需求

数据输入为 counter 类型的指标 demo_tasks__count

实现方式:increase(...)​ 函数计算某个时段的增量,如 increase(demo_tasks__count[5m])​ 计算 5min 内的增量,且会处理 counter 置零的场景

问题

increase() ​函数计算结果经常为小数,且与实际该时段内的任务增量不同

初步调研

Prometheus 做 rate 计算时会进行外推 extrapolation,导致出现小数

见讨论:

Prometheus 官方专门写了一篇 blog 解释 rate 的计算过程,值得仔细阅读:Blog - How Exactly Does PromQL Calculate Rates?1

Take-away

  1. Prometheus 进行 rate 计算时会进行外推 extrapolation,产生小数
  2. Prometheus PromQL 当前不适合进行整数类的数据统计,如一段时间的请求数、任务数,Victoria Metrics 可以

尝试解决方案

从邮件组讨论中得到一个神秘公式 https://groups.google.com/g/prometheus-users/c/DhoigmwGx5Q/m/5s3My1EzBAAJ

increase(metric[5m + scrape_interval]) * 5m / (5m + scrape_interval)​​​​

套用在现有的数据里测试,发现可以工作!

为什么该公式可以工作

increase(metric[5m + scrape_interval]) * 5m / (5m + scrape_interval)

  1. 先看 Prometheus 的 rate 计算过程 Blog - How Exactly Does PromQL Calculate Rates?1

    为了得到区间内的数值增量,一个简单的想法是 increase(metric[5m]) / 5m * (5m - scrape_interval)​​​

  2. increase(metric[5m]) / 5m * (5m - scrape_interval)​​​有致命性问题,也是 Prometheus 试图通过外推去弥补的:丢失区间中的差值

  3. 我们需要算出来的是当前区间及之前的 1 个 datapoint 的差值!这也正是 Victoria Metrics increase 的实现方案

    通过加上 1 个 scape_interval metric[5m + scrape_interval]​​​,可以涵盖区间前一个点,于是产生了公式 increase(metric[5m + scrape_interval]) * 5m / (5m + scrape_interval)​​​

    5m​ ​指 step interval

  4. 还有遗漏的地方吗?extrapolation 的两类特殊情况,这两种情况是否影响该公式的准确性?

    1. 指标在 time window 内开始或结束:the extrapolation only extends half an average sample interval toward the window boundary
    2. 负值不会外推:extrapolation only happens until the expected 0​​​ value is hit

扩展阅读

  1. 为什么 Victoria Metrics 的 increase 可以得到整数 VictoriaMetrics: PromQL compliance - Roman Khavronenko - Medium2
  2. Design doc: Prometheus x-rate - Extended rate(), increase() and delta()


  1. Blog - How Exactly Does PromQL Calculate Rates?

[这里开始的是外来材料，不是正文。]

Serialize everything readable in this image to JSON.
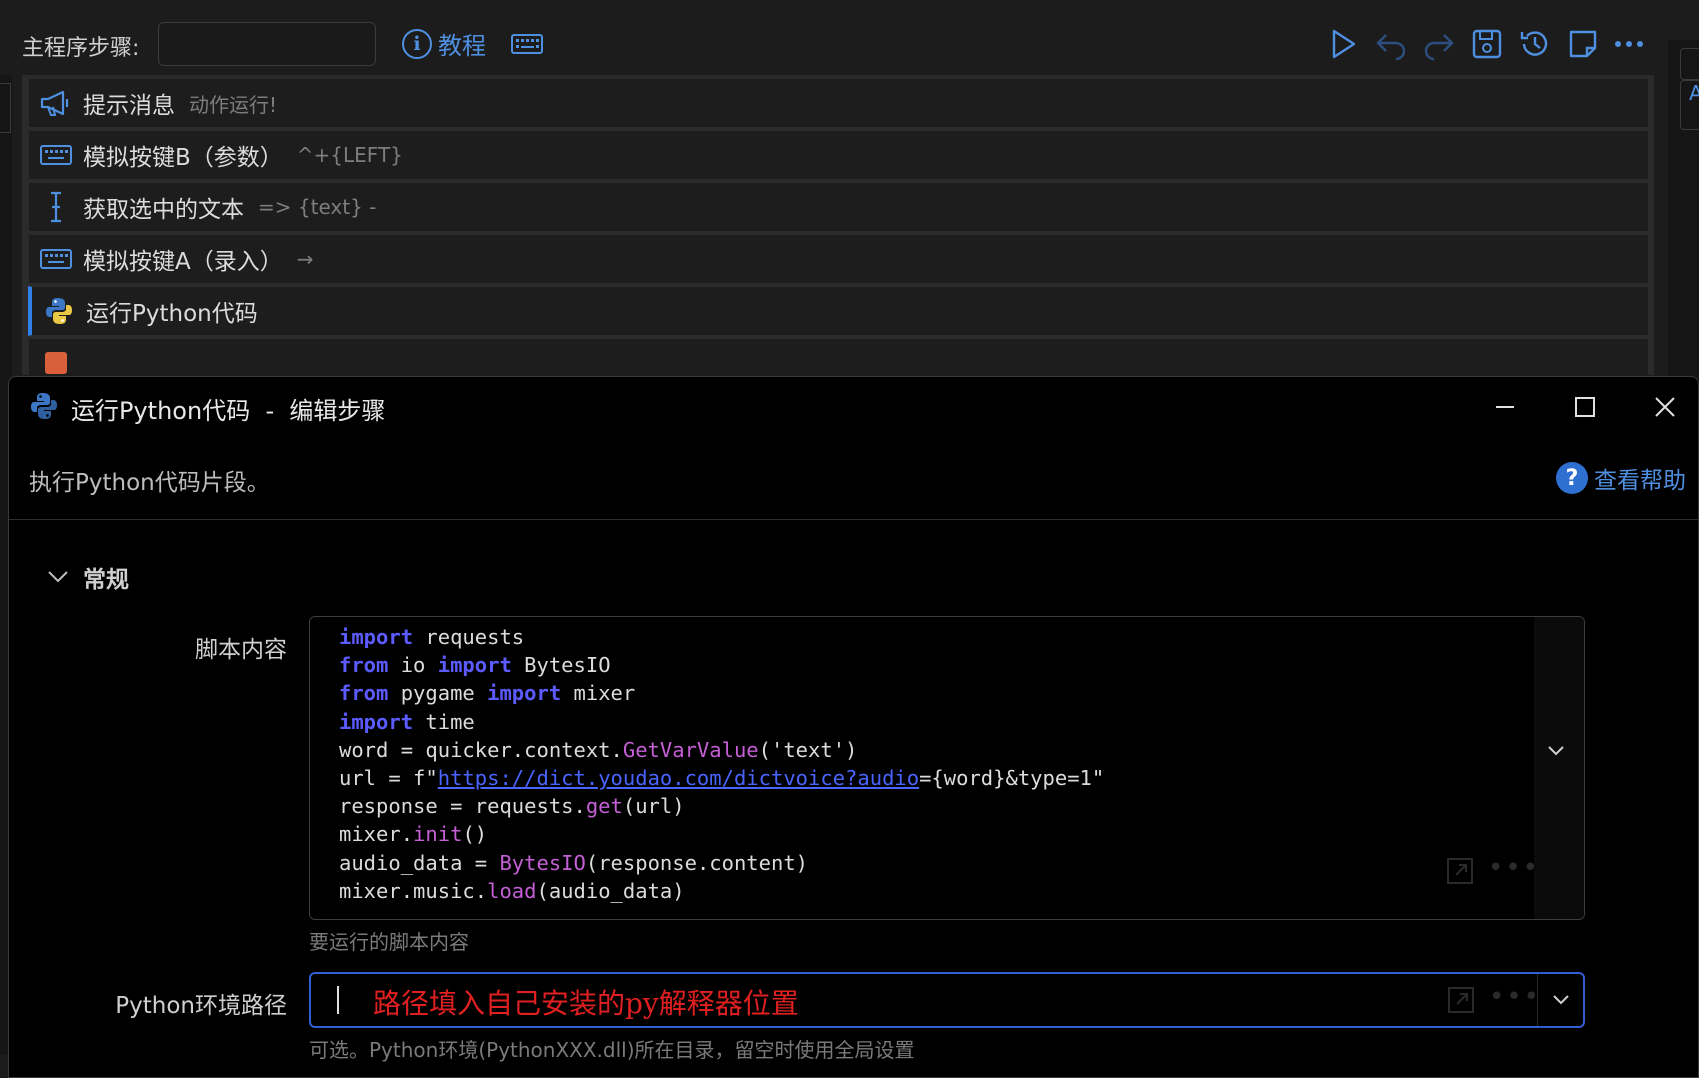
{
  "toolbar": {
    "main_steps_label": "主程序步骤:",
    "filter_value": "",
    "tutorial_label": "教程"
  },
  "steps": [
    {
      "title": "提示消息",
      "desc": "动作运行!",
      "icon": "megaphone-icon"
    },
    {
      "title": "模拟按键B（参数）",
      "desc": "^+{LEFT}",
      "icon": "keyboard-icon"
    },
    {
      "title": "获取选中的文本",
      "desc": "=> {text} -",
      "icon": "text-cursor-icon"
    },
    {
      "title": "模拟按键A（录入）",
      "desc": "→",
      "icon": "keyboard-icon"
    },
    {
      "title": "运行Python代码",
      "desc": "",
      "icon": "python-icon",
      "selected": true
    }
  ],
  "dialog": {
    "title": "运行Python代码  -  编辑步骤",
    "description": "执行Python代码片段。",
    "help_label": "查看帮助",
    "section_title": "常规",
    "script_label": "脚本内容",
    "script_hint": "要运行的脚本内容",
    "code_lines": [
      "import requests",
      "from io import BytesIO",
      "from pygame import mixer",
      "import time",
      "word = quicker.context.GetVarValue('text')",
      "url = f\"https://dict.youdao.com/dictvoice?audio={word}&type=1\"",
      "response = requests.get(url)",
      "mixer.init()",
      "audio_data = BytesIO(response.content)",
      "mixer.music.load(audio_data)"
    ],
    "python_path_label": "Python环境路径",
    "python_path_value": "路径填入自己安装的py解释器位置",
    "python_path_hint": "可选。Python环境(PythonXXX.dll)所在目录，留空时使用全局设置"
  },
  "colors": {
    "accent": "#4f8fe0",
    "keyword": "#5b5bff",
    "function": "#c55fd6",
    "annotation_red": "#e02020"
  }
}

    Counters are a Prometheus metric type whose value only goes up, and which represent cumulative total counts like "How many requests have we handled in total?" or ​ "How many seconds have we spent handling requests?" ​. Since the value of a counter depends on the initial (re)start time of a process that tracks and exposes it, the absolute value of a counter is almost never useful. So before graphing or doing anything else with a counter, you typically want to wrap it in a function like rate()​, irate()​, or increase()​ to see how fast the counter is going up.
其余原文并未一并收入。